Percy, Pop and our Polara
I once spent a day tooling around in a '64 Dodge Polara with U.S. Senator Chuck Percy, who died recently.
It was 1966, I was a teenaged political junkie, and my dad and Percy were campaigning together. Percy - fresh off an unsuccessful gubernatorial bid - was running hard for U.S. Senate. My dad - Claude, Jr. - was running hard for Illinois State Rep. My grandfather - Claude, Sr. - was a veteran Illinois legislator who had lost his seat in the infamous at-large "bed-sheet ballot", and was itchin' for a fight.
Pop and Daddy were both "newspaperman", free-market, free-speech guys and proud moderate Republicans, so an alliance with Percy was natural. Pop arranged to drive Percy, my dad (and little Claudie) around northeast DuPage County to a series of campaign meet-and-greets, a rally and two fundraisers.
We piled into our shiny black '64 Dodge Polara, an 8-cylinder tribute to and reflection of the Space Race (featuring "jet pod" taillights). Percy sat in the front passenger seat, while Daddy drove the rocket-car. In the back-seat, Pop - a one-time semipro football player turned publisher - talked non-stop as Mom and I sat in awe. In those care-free seatbelt-less days, Percy twisted around so he could listen to Pop. The beautifully-tan Percy chuckled, nodded, and, when he could get a word in, included Mom and me in the conversation.
So smooth, I remember, so eloquent. As Percy met folks outside the National Tea, even a 13-year old could recognize a gifted pol . During his speech at an Addison GOP rally, he lauded me on my leading of the Pledge of Allegiance. Back at our small ranch house for a reception, Percy wowed our Bensenville neighbors, met privately in our laundry room with Congressman John Erlenborn, and gave my sister Lisa - an aspiring journalist - her first interview.
We piled back into the jet-pod Polara and flew to the River Forest Country Club for a gala dinner, where Percy gave another stemwinder. It was my first campaign fundraising dinner...I still have the program book stashed in the basement.

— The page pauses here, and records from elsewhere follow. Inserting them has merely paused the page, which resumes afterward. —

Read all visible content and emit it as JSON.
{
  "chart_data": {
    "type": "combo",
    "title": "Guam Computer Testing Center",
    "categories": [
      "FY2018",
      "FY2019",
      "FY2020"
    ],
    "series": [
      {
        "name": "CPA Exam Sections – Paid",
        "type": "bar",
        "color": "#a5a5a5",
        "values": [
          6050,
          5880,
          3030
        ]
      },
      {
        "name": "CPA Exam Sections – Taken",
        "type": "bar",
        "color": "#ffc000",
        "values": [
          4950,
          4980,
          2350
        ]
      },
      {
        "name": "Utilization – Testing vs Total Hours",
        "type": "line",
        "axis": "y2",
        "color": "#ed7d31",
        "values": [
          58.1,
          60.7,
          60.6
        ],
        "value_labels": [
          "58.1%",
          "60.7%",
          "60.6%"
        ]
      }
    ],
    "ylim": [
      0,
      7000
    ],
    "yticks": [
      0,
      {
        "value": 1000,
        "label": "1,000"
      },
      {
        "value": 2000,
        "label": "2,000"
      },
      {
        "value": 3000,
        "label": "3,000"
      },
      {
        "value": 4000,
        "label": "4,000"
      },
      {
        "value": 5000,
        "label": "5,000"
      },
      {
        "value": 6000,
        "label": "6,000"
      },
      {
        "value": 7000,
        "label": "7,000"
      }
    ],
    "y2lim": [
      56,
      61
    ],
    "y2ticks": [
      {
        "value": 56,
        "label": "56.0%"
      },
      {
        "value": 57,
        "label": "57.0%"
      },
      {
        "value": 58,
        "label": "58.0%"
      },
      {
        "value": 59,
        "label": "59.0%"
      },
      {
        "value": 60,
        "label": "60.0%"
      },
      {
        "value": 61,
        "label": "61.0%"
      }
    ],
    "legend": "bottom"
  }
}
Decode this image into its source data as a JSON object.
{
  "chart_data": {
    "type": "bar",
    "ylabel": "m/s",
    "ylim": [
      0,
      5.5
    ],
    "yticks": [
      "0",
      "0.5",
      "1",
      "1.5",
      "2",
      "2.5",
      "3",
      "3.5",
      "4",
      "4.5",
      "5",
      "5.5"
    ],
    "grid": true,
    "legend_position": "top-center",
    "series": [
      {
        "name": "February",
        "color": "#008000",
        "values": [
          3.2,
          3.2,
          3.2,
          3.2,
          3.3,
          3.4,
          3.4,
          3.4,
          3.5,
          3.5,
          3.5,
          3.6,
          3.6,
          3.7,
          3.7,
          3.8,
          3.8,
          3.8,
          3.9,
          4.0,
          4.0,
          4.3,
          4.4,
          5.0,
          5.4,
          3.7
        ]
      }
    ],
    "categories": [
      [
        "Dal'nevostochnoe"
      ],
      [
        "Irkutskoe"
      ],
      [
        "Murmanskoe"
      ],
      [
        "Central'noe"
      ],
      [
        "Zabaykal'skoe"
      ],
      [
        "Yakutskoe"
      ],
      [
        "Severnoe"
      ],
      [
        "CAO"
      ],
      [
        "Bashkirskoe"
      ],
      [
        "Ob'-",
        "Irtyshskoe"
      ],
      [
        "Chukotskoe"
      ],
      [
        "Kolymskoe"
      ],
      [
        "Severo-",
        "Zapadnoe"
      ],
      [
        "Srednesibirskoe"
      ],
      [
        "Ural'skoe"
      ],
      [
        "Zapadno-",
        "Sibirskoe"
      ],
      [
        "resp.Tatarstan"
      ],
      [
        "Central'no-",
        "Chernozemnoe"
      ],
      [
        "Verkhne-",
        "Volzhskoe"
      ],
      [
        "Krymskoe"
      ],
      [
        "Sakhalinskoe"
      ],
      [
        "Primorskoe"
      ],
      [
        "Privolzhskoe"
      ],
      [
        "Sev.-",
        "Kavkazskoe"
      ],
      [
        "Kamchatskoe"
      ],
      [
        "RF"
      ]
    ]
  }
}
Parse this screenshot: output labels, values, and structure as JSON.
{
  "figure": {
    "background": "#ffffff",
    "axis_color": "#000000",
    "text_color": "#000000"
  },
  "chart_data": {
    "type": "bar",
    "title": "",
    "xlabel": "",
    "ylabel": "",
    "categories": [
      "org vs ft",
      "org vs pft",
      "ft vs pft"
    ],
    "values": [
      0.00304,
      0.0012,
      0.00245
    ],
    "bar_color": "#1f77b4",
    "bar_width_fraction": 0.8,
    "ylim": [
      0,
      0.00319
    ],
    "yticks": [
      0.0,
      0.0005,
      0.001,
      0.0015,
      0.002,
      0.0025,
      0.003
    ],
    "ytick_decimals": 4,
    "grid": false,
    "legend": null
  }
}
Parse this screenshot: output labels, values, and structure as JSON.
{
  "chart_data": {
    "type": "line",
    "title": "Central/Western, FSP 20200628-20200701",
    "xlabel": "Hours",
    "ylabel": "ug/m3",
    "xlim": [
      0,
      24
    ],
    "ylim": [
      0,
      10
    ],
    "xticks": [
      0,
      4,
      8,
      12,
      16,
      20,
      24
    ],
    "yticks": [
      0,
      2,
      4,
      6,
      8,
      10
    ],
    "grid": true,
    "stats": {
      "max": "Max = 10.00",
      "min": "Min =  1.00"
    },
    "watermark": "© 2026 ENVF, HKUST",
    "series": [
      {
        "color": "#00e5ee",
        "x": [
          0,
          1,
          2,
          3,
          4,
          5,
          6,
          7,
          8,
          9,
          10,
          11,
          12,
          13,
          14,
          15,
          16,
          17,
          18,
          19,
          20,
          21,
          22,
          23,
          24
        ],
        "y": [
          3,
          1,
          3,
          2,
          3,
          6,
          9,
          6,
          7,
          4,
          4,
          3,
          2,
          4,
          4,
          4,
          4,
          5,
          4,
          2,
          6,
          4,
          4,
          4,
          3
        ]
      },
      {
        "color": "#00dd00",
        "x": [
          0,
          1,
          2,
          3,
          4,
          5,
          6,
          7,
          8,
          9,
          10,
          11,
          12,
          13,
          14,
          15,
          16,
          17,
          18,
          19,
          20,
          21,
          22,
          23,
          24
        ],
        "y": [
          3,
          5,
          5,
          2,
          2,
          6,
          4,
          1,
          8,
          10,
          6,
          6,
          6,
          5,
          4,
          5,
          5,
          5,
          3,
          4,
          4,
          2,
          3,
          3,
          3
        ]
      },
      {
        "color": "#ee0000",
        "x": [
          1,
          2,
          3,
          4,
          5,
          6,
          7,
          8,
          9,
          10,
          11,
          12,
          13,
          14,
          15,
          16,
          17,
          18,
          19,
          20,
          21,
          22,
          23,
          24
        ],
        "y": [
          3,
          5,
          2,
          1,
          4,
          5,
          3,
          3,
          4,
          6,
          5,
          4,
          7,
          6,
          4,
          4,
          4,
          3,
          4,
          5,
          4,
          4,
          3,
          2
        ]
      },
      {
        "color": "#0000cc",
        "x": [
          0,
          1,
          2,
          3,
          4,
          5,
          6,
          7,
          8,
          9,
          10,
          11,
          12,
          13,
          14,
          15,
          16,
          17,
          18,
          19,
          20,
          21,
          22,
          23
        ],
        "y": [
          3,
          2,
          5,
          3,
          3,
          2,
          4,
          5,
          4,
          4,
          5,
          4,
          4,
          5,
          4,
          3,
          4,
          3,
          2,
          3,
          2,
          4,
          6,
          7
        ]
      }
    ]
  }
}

While the Walkers were suburban Republicans, my mom's side of the family was working-class Chicago Democrat. Liberal-minded Uncle Rick wouldn't jump on Percy's bandwagon because Percy was making age an issue against revered incumbent Sen. Paul Douglas.
That didn't matter to Pop and Daddy, who campaigned hard for Percy. My dad lost his State Rep race (to Pate Philip, who went on to be Illinois Senate President), but Percy beat Douglas and served three terms in the U.S. Senate, including a stint as Foreign Relations Committee Chair.
Later, as a field organizer for the '84 Paul Simon campaign against Percy, I was quick to rebuff fellow Simonites who would use age as an issue. I always thought back to that day on the campaign trail with Percy and Pop.
Long after my dad and grandfather were gone, every time someone got into the jet-pod Polara, Mom would note that Senator Percy sat right there.